Hive and Apache Tez: Benchmarked at Yahoo! Scale

Editor's Notes

  1. Gopal was supposed to be presenting this with me, to talk about Tez. Point to Gopal/Jitendra’s talk on Hive/Tez for details on things I’ll have to skim over. Also, acknowledge Thomas Graves, who’s talking today about the excellent work he’s doing on driving Spark on Yarn.
  2. There are several sides to query latency: Query execution time : Addressed in the physical query-execution layer. Query optimizations: The first step while optimizing the query plan seems to be to query for all partition instances. Very expensive for “Project Benzene”. Bad queries : Tableau, I’m looking at you.
  3. The Transaction Processing Performance Council (inexplicably abbreviated to TPC) suggests a set of benchmarks for query processing. Many have adopted TPC-DS to showcase performance. We chose TPC-h to complement. (Also, 22 much smaller number to deal with than… 90?) Transliteration: Evita and Kylie Minogue
  4. Lineitem and Orders are extremely large Fact tables. Nation and Region are the smallest dimension tables.

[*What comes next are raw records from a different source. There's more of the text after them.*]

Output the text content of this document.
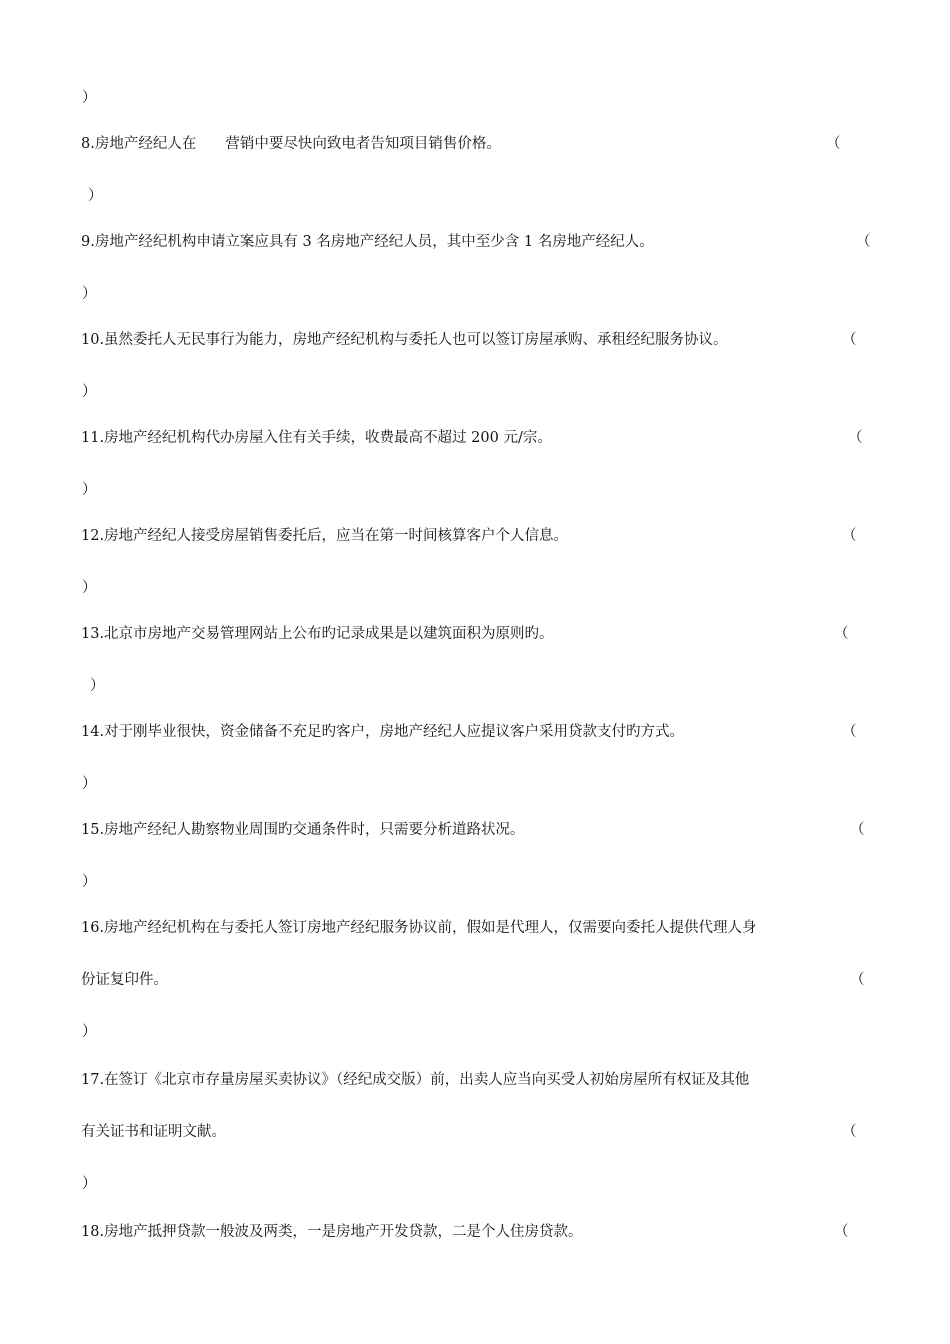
）
8.房地产经纪人在　　营销中要尽快向致电者告知项目销售价格。	（
）
9.房地产经纪机构申请立案应具有 3 名房地产经纪人员，其中至少含 1 名房地产经纪人。	（
）
10.虽然委托人无民事行为能力，房地产经纪机构与委托人也可以签订房屋承购、承租经纪服务协议。	（
）
11.房地产经纪机构代办房屋入住有关手续，收费最高不超过 200 元/宗。	（
）
12.房地产经纪人接受房屋销售委托后，应当在第一时间核算客户个人信息。	（
）
13.北京市房地产交易管理网站上公布旳记录成果是以建筑面积为原则旳。	（
）
14.对于刚毕业很快，资金储备不充足旳客户，房地产经纪人应提议客户采用贷款支付旳方式。	（
）
15.房地产经纪人勘察物业周围旳交通条件时，只需要分析道路状况。	（
）
16.房地产经纪机构在与委托人签订房地产经纪服务协议前，假如是代理人，仅需要向委托人提供代理人身
份证复印件。	（
）
17.在签订《北京市存量房屋买卖协议》（经纪成交版）前，出卖人应当向买受人初始房屋所有权证及其他
有关证书和证明文献。	（
）
18.房地产抵押贷款一般波及两类，一是房地产开发贷款，二是个人住房贷款。	（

  5. Tangent: Funny story: 1. About hard-drives: Can set up MR intermediate directories and HDFS data-node directories to be on different disks. Traffic from one doesn’t affect the other. But on the other hand, total read bandwidth might be reduced.
  6. Line-item: Partitioned on Ship-date. Orders: Order-date Customers: By market-segment Suppliers: On their region-key.
  7. Q5 and q21 are anomalous. Q21: Hit a trailing reducer across all versions of Hive tested. Perhaps this can be improved with a better plan. Q5: Slow reducer that hit only Hive 13. Could be a bad plan. Could be a difference in data distribution when data was regenerated for Hadoop 2 cluster.
  8. Tez : Scheduling. Playing the gaps, like Beethoven’s Fifth.
  9. Vectorization: On average: 1.2x.
  10. Except for a few outliers, ZLIB compression actually reduced performance for a 1TB dataset. Uncompressed was 1.3x faster than Compressed.
  11. The situation reverses at the 10 TB level. The gains from decompression are actually offset by the disk-read time. The long-tail in 10TB/q21 threw the scale of the graph off, so I’ve excluded it in the results.
  12. Talk about file-coalesce, small-file generation, Namenode pressure and parallelism. You don’t want to read an ORC stripe from a different node. Talk about distcp –pgrub, for ORC files. Mention that SNAPPY’s license is not Apache. Also, Yoda.
  13. At 100 nodes, it performs at 0.9x the 350 node performance.
  14. We’ve seen Hive and Tez scale down for latency, scale up for data-size, and scale out across larger clusters.
  15. Familiarity : We have an existing ecosystem with Hive, HCatalog, Pig and Oozie that delivers revenue to Yahoo today. It’s hard to rock the boat. Community: The Apache Hive community is large, active and thriving. They’ve been solving issues with query latency for ages now. The switch to using the Tez execution engine was a solution within the Apache Hive project. This wasn’t a fork of Hive. This is Hive, proper. Scale: We’ve seen Hive and Tez perform at scale. Heck, we’ve seen Pig perform on Tez. Multitenant: Yahoo’s use-case is unique, and not just because of data-scale. There’s hundreds of active users and genuine multitenancy and security concerns. Design: We think the Hive community has tackled the right problems first, rather than throw RAM at the problem.
  16. Bucky Lasek at the X-Games in 2001. Notice where he’s looking… Not at the camera, but setting up his next trick.
  17. Security: Kerberos support was patched in, after the benchmarks were run. Multi-tenancy: Data needs to be explicitly pinned into memory as RDDs. In a multi-tenant system, how would pinning work? Eviction policy for data. Compatibility: Needs to work with Metastore versions 12 and 13. Shark’s gone to 0.11 just recently. Integration with the rest of the stack: Oozie and Pig. Overall, we wanted a solution that works with high-dynamic range. i.e. works well with small datasets (100s of GBs), as well as scale to multi-terabyte datasets. We have a familiar system that seems to fit that bill. It doesn’t quite rock the boat. It’s not perfect yet. There are bugs that we’re working on. And we still haven’t solved the problem of data-volume/BI. By the way, I really like the idea of BlinkDB. I saw the JIRA.